6 thoughts on “JSF: Converter and Bean AutoComplete

  1. Dear friend
    I’m beginner in Jsf and Primefaces. I have a problem to using p:selectOneMenu tag in NetBens IDE. I followed your post step by step but I find a message in browser like this “org.primefaces.component.selectonemenu.SelectOneMenuRenderer.getSelectItems(Ljavax/faces/context/FacesContext;Ljavax/faces/component/UIInput;)Ljava/util/List;” .
    here is my code what i used. I want to change interface language from this combobox.

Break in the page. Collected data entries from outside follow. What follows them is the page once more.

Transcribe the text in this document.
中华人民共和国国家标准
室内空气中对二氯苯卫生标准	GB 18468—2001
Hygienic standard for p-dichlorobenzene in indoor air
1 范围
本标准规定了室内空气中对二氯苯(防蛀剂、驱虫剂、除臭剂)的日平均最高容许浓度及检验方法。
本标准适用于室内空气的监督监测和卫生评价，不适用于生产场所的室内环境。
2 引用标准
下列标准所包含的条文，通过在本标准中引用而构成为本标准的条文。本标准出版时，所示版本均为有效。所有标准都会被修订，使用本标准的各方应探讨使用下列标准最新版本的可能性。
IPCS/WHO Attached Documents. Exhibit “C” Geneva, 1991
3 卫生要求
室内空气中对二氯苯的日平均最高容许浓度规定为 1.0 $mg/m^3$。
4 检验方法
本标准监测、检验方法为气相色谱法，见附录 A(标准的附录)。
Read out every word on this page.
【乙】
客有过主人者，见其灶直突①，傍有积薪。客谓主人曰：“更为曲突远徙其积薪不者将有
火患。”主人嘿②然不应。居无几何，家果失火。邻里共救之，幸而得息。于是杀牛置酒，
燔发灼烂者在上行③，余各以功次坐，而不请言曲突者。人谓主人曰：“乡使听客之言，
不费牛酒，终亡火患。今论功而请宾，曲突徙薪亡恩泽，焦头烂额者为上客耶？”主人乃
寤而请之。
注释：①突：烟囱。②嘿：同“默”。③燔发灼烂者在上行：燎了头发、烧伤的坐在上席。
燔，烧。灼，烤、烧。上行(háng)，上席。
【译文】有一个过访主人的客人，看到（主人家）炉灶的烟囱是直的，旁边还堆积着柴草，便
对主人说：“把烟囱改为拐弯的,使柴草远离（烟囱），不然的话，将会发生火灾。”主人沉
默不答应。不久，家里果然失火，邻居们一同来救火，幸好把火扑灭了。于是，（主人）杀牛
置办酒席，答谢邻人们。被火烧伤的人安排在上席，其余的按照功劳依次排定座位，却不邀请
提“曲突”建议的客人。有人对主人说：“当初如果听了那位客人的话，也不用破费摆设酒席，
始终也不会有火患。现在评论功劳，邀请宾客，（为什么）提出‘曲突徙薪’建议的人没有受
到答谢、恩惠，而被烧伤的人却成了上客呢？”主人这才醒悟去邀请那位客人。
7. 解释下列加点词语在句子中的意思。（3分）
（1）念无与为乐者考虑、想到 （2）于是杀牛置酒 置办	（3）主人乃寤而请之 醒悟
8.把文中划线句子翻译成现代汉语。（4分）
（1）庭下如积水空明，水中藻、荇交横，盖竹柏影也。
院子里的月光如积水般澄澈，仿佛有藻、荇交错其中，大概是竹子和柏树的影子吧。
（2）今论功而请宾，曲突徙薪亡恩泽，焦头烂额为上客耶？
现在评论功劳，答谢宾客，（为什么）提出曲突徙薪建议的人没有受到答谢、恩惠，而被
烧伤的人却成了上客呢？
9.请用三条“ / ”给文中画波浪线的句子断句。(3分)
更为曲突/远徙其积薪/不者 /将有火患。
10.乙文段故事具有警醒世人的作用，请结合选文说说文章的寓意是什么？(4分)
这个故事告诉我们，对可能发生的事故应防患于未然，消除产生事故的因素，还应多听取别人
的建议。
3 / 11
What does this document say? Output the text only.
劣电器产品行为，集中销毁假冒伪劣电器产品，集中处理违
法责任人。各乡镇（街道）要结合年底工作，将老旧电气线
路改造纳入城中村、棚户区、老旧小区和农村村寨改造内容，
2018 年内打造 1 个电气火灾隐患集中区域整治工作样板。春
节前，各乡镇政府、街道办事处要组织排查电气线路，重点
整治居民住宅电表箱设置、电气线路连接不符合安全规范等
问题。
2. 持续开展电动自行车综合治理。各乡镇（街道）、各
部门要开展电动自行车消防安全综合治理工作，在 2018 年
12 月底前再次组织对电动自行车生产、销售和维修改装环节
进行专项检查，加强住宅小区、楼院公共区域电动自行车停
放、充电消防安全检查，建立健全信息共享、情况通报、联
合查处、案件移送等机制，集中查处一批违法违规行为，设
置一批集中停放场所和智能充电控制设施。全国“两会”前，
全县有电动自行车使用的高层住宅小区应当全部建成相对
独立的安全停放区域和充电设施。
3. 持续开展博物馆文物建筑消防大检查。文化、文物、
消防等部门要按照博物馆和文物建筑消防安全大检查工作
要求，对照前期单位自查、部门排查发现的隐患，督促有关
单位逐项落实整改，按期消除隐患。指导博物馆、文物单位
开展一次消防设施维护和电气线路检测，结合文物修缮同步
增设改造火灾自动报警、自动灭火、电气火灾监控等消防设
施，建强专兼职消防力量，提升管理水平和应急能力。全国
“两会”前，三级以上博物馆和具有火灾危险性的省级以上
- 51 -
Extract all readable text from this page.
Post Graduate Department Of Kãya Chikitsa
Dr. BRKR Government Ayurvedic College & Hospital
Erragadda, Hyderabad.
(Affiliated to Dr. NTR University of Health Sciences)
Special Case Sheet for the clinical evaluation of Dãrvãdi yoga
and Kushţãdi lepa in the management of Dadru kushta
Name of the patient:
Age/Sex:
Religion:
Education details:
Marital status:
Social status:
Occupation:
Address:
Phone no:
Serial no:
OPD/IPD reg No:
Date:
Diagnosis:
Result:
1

    import javax.faces.component.UIComponent;
    import javax.faces.context.FacesContext;
    import javax.faces.convert.Converter;
    import javax.faces.convert.FacesConverter;

    @FacesConverter(value=”languageConverter”)
    public class LanguageConverter implements Converter {

    @Override
    public Object getAsObject(FacesContext arg0, UIComponent arg1, String key) {
    FacesContext context = FacesContext.getCurrentInstance();
    LanguageManager languageManager = (LanguageManager) context.getELContext().getELResolver().getValue(context.getELContext(), null, “languageManager”);

    return languageManager.setLngSelected(key);
    }

    @Override
    public String getAsString(FacesContext arg0, UIComponent arg1, Object arg2) {
    return arg2.toString();
    }
    }

    import java.util.ArrayList;
    import java.util.HashMap;
    import java.util.List;
    import java.util.Map;

    import javax.faces.bean.ManagedBean;
    import javax.faces.bean.RequestScoped;

    @ManagedBean(name = “languageManager”)
    @RequestScoped
    public class LanguageManager {

    private Map alLanguages;
    private Language lngSelected;

    public LanguageManager() {
    alLanguages = new HashMap();
    alLanguages.put(“English”,new Language(“English”, “english.gif”));
    alLanguages.put(“Farsi”,new Language(“Farsi”, “farsi.gif”));
    alLanguages.put(“French”,new Language(“French”, “france.gif”));
    }

    public Language getLngSelected() {
    return lngSelected;
    }

    public Language setLngSelected(String strSelected) {
    return this.lngSelected = (Language) alLanguages.get(lngSelected);
    }

    public List getAlLanguages() {
    return new ArrayList(alLanguages.values());
    }
    }

    import javax.faces.bean.ManagedBean;
    import javax.faces.bean.SessionScoped;

    @ManagedBean
    @SessionScoped
    public class Language{

    private String strLangName;
    private String strLangImage;

    public Language(String strLangName, String strLangImage) {
    this.strLangName = strLangName;
    this.strLangImage = strLangImage;
    }

    public String getStrLangImage() {
    return strLangImage;
    }

    public void setStrLangImage(String strLangImage) {
    this.strLangImage = strLangImage;
    }

    public String getStrLangName() {
    return strLangName;
    }

    public void setStrLangName(String strLangName) {
    this.strLangName = strLangName;
    }
    }

    I’ll appreciate if you have any suggestion.

  2. Here is my html snippet code:

    p:selectOneMenu value=”#{languageManager.lngSelected}” converter=”languageConverter” var=”lang” >

    f:selectItems value=”#{languageManager.alLanguages}” var=”lng”
    itemLabel=”#{language.strLangName}” itemValue=”#{language.strLangName}”

    /p:selectOneMenu>

    • Hello Mori,
      You need to understand JSF better. I think you could read this book: Core JavaServer Faces 3rd – Cay Horstmann, David Geary
      I am saying this because, this class Language do not need to be a ManagedBean. It could be a POJO (plain old java class).
      You selectOne is using the method value=”#{languageManager.lngSelected}” but your setLngSelected is receiving a String instead of a Language.
      Why are all your managedBeans as SessionScoped? The Map alLanguages could be Map.
      There are others concepts you could change in your code but is too far from this post subject.